No Jurors Found for Russian Cop-Killing ‘Guerillas’

The trial of the “Primorye guerillas,” accused of killing policemen in Russia’s Far East, was postponed because not enough people showed up for jury duty, a court spokesman said on Monday.

Only 12 people turned up for the jury selection instead of the required 20, the spokesman said.

He did not specify what could have caused the low turnout, but said a new attempt to select the jury would be made on August 1.

Six alleged “guerillas” are about to go on trial on multiple charges, including the murders of two policemen, robbery and attacks on police precincts.

The group was active for five months in 2010, hiding from pursuers in the taiga, which earned them nicknames of the “Primorye guerillas” and even “Russian Rambos” in the press and blogs.
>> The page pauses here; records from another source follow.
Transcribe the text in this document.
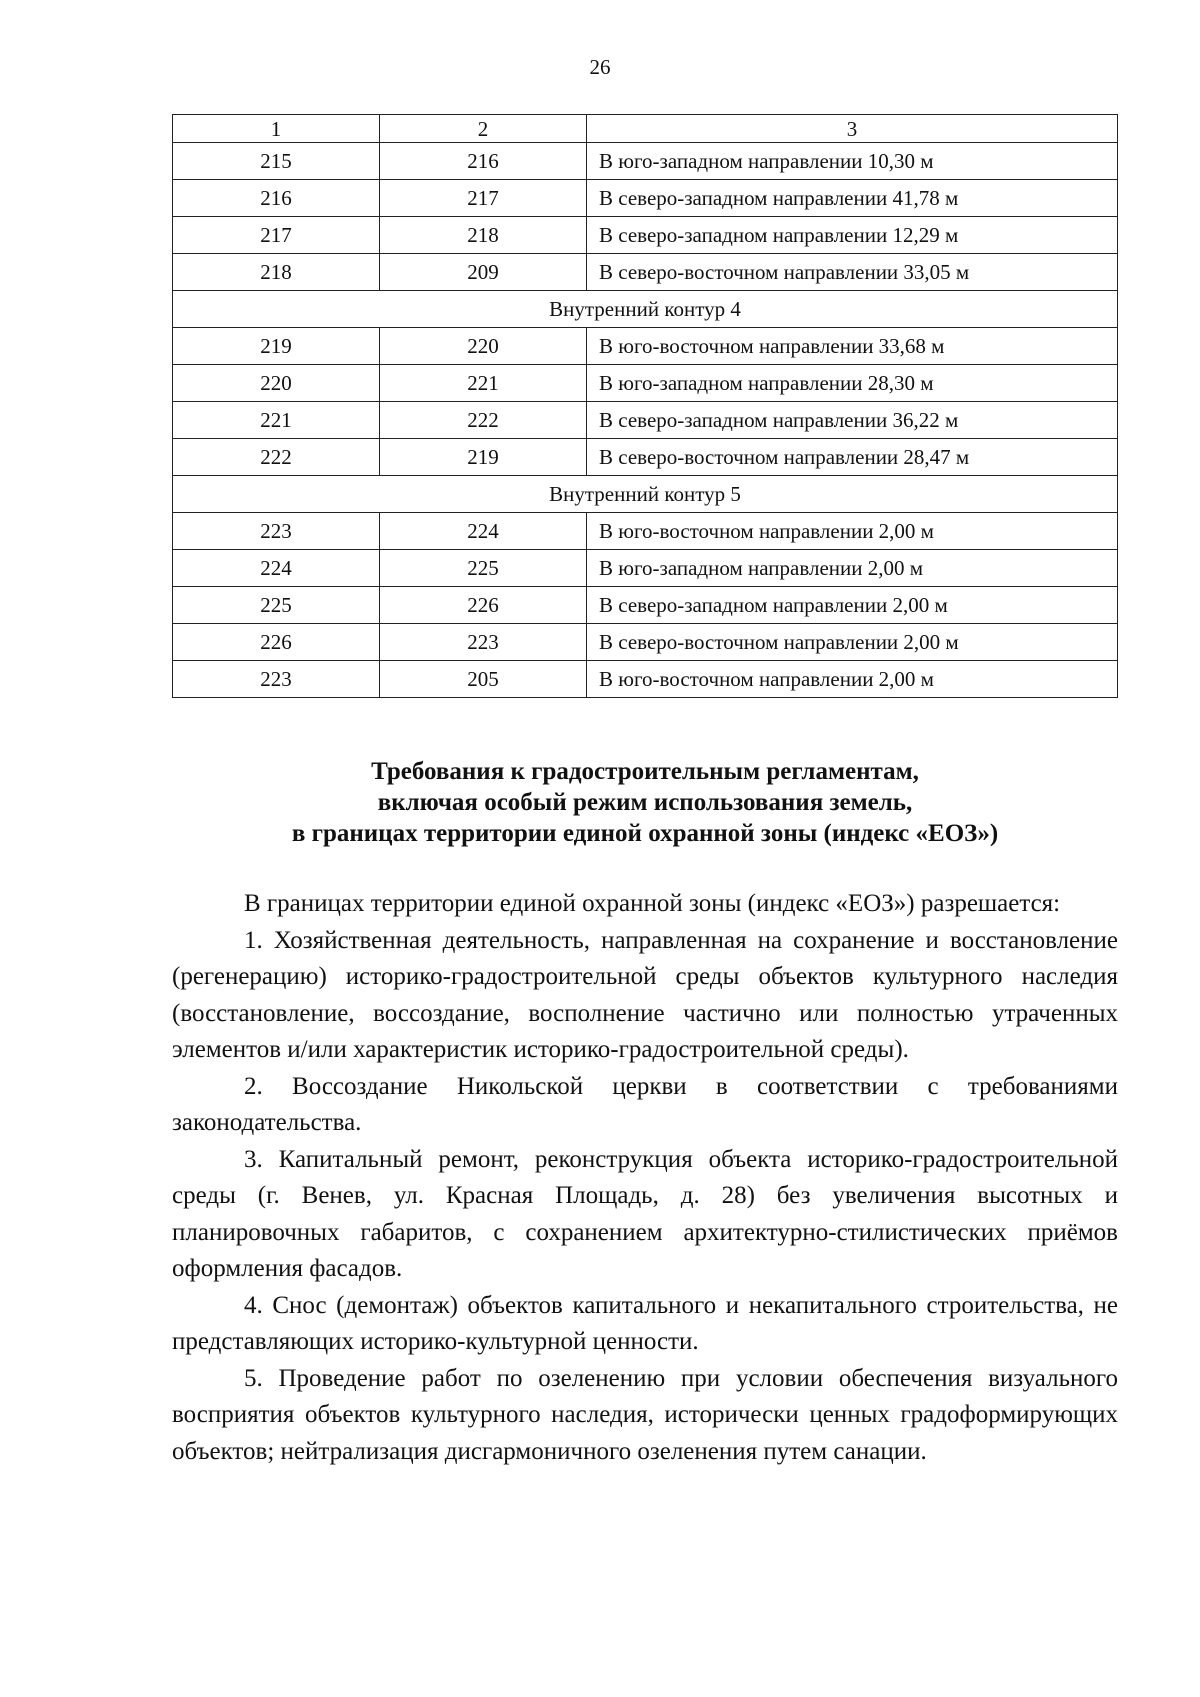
26
1	2	3
215	216	В юго-западном направлении 10,30 м
216	217	В северо-западном направлении 41,78 м
217	218	В северо-западном направлении 12,29 м
218	209	В северо-восточном направлении 33,05 м
Внутренний контур 4		
219	220	В юго-восточном направлении 33,68 м
220	221	В юго-западном направлении 28,30 м
221	222	В северо-западном направлении 36,22 м
222	219	В северо-восточном направлении 28,47 м
Внутренний контур 5		
223	224	В юго-восточном направлении 2,00 м
224	225	В юго-западном направлении 2,00 м
225	226	В северо-западном направлении 2,00 м
226	223	В северо-восточном направлении 2,00 м
223	205	В юго-восточном направлении 2,00 м
Требования к градостроительным регламентам,
включая особый режим использования земель,
в границах территории единой охранной зоны (индекс «ЕОЗ»)

В границах территории единой охранной зоны (индекс «ЕОЗ») разрешается:

1. Хозяйственная деятельность, направленная на сохранение и восстановление (регенерацию) историко-градостроительной среды объектов культурного наследия (восстановление, воссоздание, восполнение частично или полностью утраченных элементов и/или характеристик историко-градостроительной среды).

2. Воссоздание Никольской церкви в соответствии с требованиями законодательства.

3. Капитальный ремонт, реконструкция объекта историко-градостроительной среды (г. Венев, ул. Красная Площадь, д. 28) без увеличения высотных и планировочных габаритов, с сохранением архитектурно-стилистических приёмов оформления фасадов.

4. Снос (демонтаж) объектов капитального и некапитального строительства, не представляющих историко-культурной ценности.

5. Проведение работ по озеленению при условии обеспечения визуального восприятия объектов культурного наследия, исторически ценных градоформирующих объектов; нейтрализация дисгармоничного озеленения путем санации.
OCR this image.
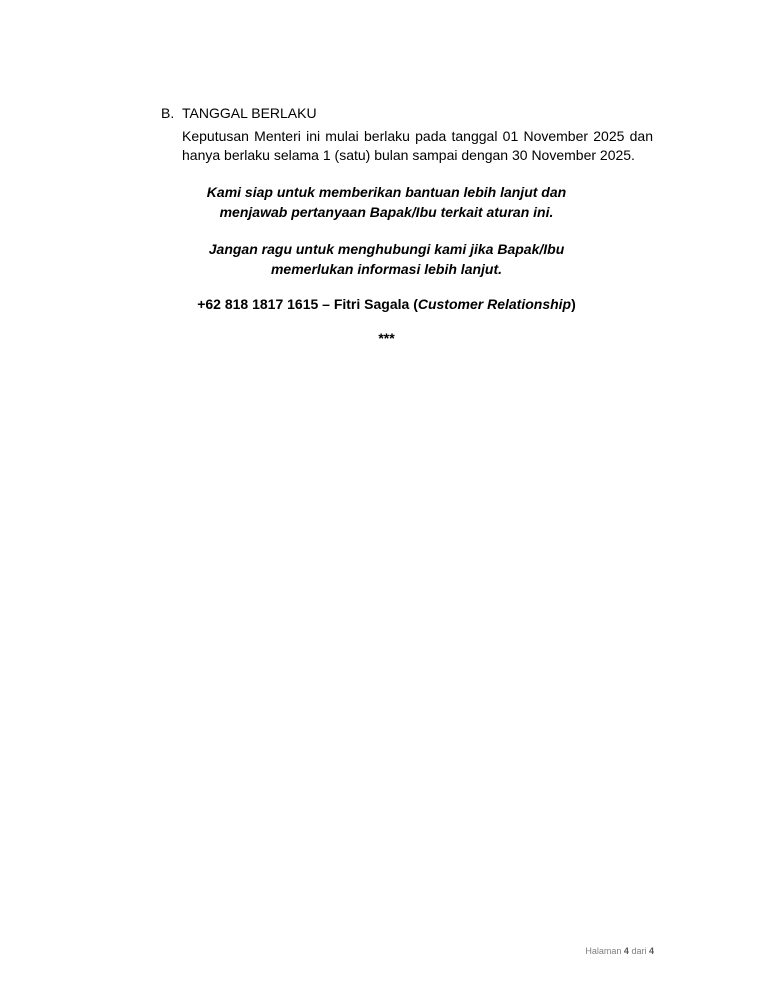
B. TANGGAL BERLAKU
Keputusan Menteri ini mulai berlaku pada tanggal 01 November 2025 dan hanya berlaku selama 1 (satu) bulan sampai dengan 30 November 2025.
Kami siap untuk memberikan bantuan lebih lanjut dan
menjawab pertanyaan Bapak/Ibu terkait aturan ini.
Jangan ragu untuk menghubungi kami jika Bapak/Ibu
memerlukan informasi lebih lanjut.
+62 818 1817 1615 – Fitri Sagala (Customer Relationship)
***
Halaman 4 dari 4
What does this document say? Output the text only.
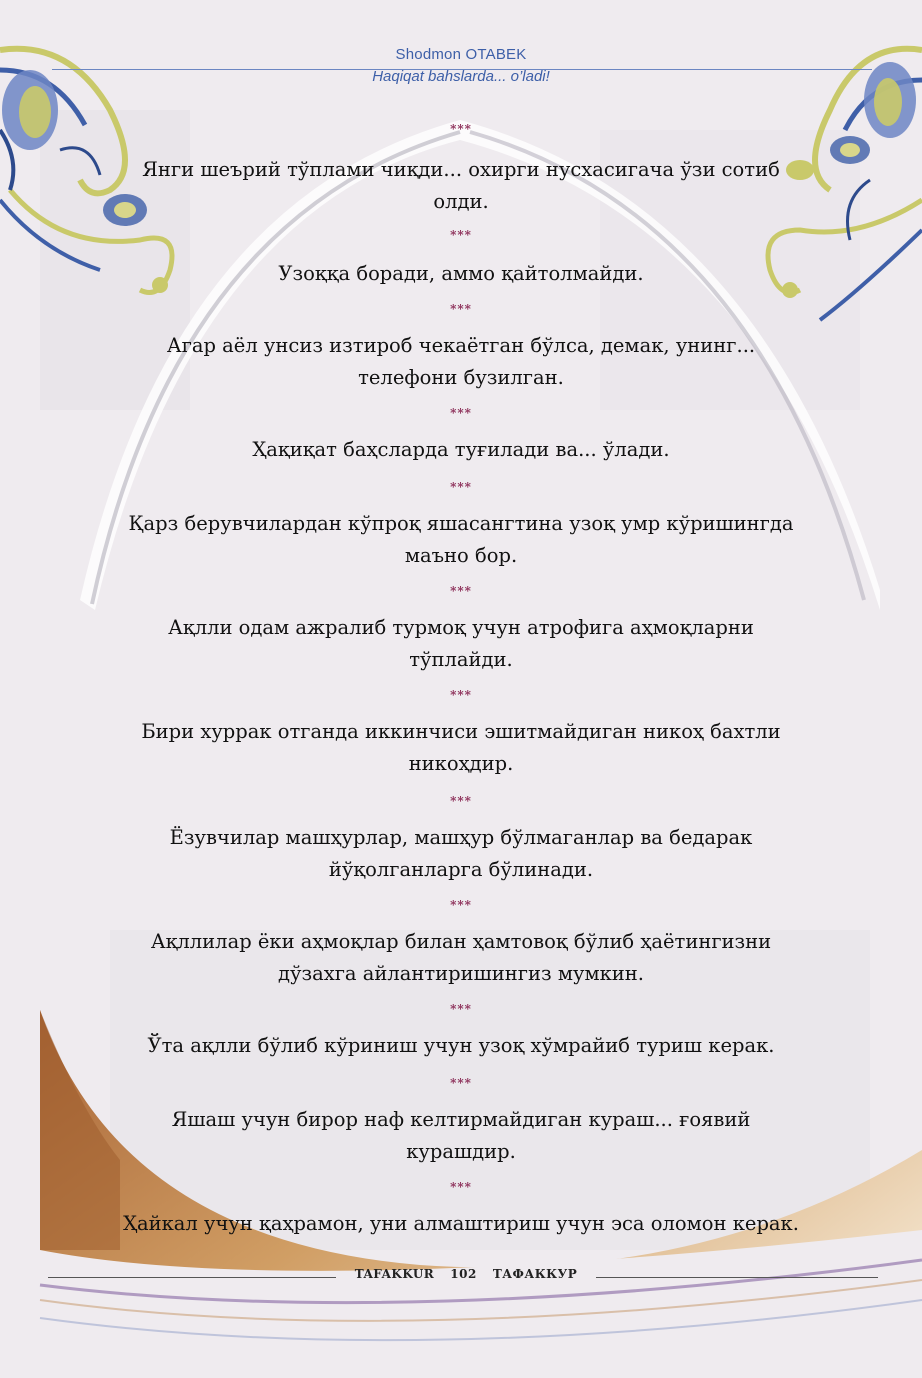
Shodmon OTABEK
Haqiqat bahslarda... o’ladi!
***
Янги шеърий тўплами чиқди... охирги нусхасигача ўзи сотиб
олди.
***
Узоққа боради, аммо қайтолмайди.
***
Агар аёл унсиз изтироб чекаётган бўлса, демак, унинг...
телефони бузилган.
***
Ҳақиқат баҳсларда туғилади ва... ўлади.
***
Қарз берувчилардан кўпроқ яшасангтина узоқ умр кўришингда
маъно бор.
***
Ақлли одам ажралиб турмоқ учун атрофига аҳмоқларни
тўплайди.
***
Бири хуррак отганда иккинчиси эшитмайдиган никоҳ бахтли
никоҳдир.
***
Ёзувчилар машҳурлар, машҳур бўлмаганлар ва бедарак
йўқолганларга бўлинади.
***
Ақллилар ёки аҳмоқлар билан ҳамтовоқ бўлиб ҳаётингизни
дўзахга айлантиришингиз мумкин.
***
Ўта ақлли бўлиб кўриниш учун узоқ хўмрайиб туриш керак.
***
Яшаш учун бирор наф келтирмайдиган кураш... ғоявий
курашдир.
***
Ҳайкал учун қаҳрамон, уни алмаштириш учун эса оломон керак.
TAFAKKUR 102 ТАФАККУР
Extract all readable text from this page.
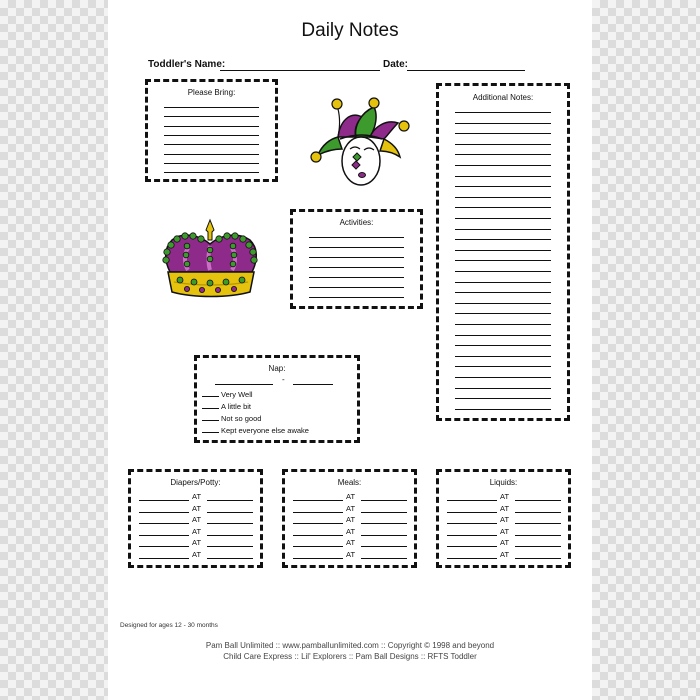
Daily Notes
Toddler's Name:	Date:
Please Bring:
Activities:
Additional Notes:
Nap:
-
Very Well
A little bit
Not so good
Kept everyone else awake
Diapers/Potty:
AT
AT
AT
AT
AT
AT
Meals:
AT
AT
AT
AT
AT
AT
Liquids:
AT
AT
AT
AT
AT
AT
Designed for ages 12 - 30 months
Pam Ball Unlimited :: www.pamballunlimited.com :: Copyright © 1998 and beyond
Child Care Express :: Lil' Explorers :: Pam Ball Designs :: RFTS Toddler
After a hunt involving tanks and helicopters, the group was eventually blocked and captured in the city of Ussuriisk, with two members dead from gunshot wounds that were ruled suicides by investigators.

Authorities say that the gang consisted of robbers who only attacked policemen in order to obtain weapons and that they had ties to the drug mafia.

But the attackers claimed to be waging a war on corrupt policemen abusing the people and patronizing the drug mafia in question.

Two gang members also reported being tortured in prison, though the allegations were never proven.

The populace was split on the “guerillas,” with 37 percent calling them bandits, 13 percent seeing them as folk vigilantes and 34 percent considering them people driven to desperation by the police’s abuse of power, according to a poll by Levada center held in June 2010 among 1,600 people. The poll had a margin of error of 3.4 percentage points.

A Kremlin-backed reform of the police force in 2011 failed to change negative public attitude toward the institution, with only 18 percent saying it improved things, compared to 72 percent who reported no change for the better, a nationwide poll by Levada showed in February.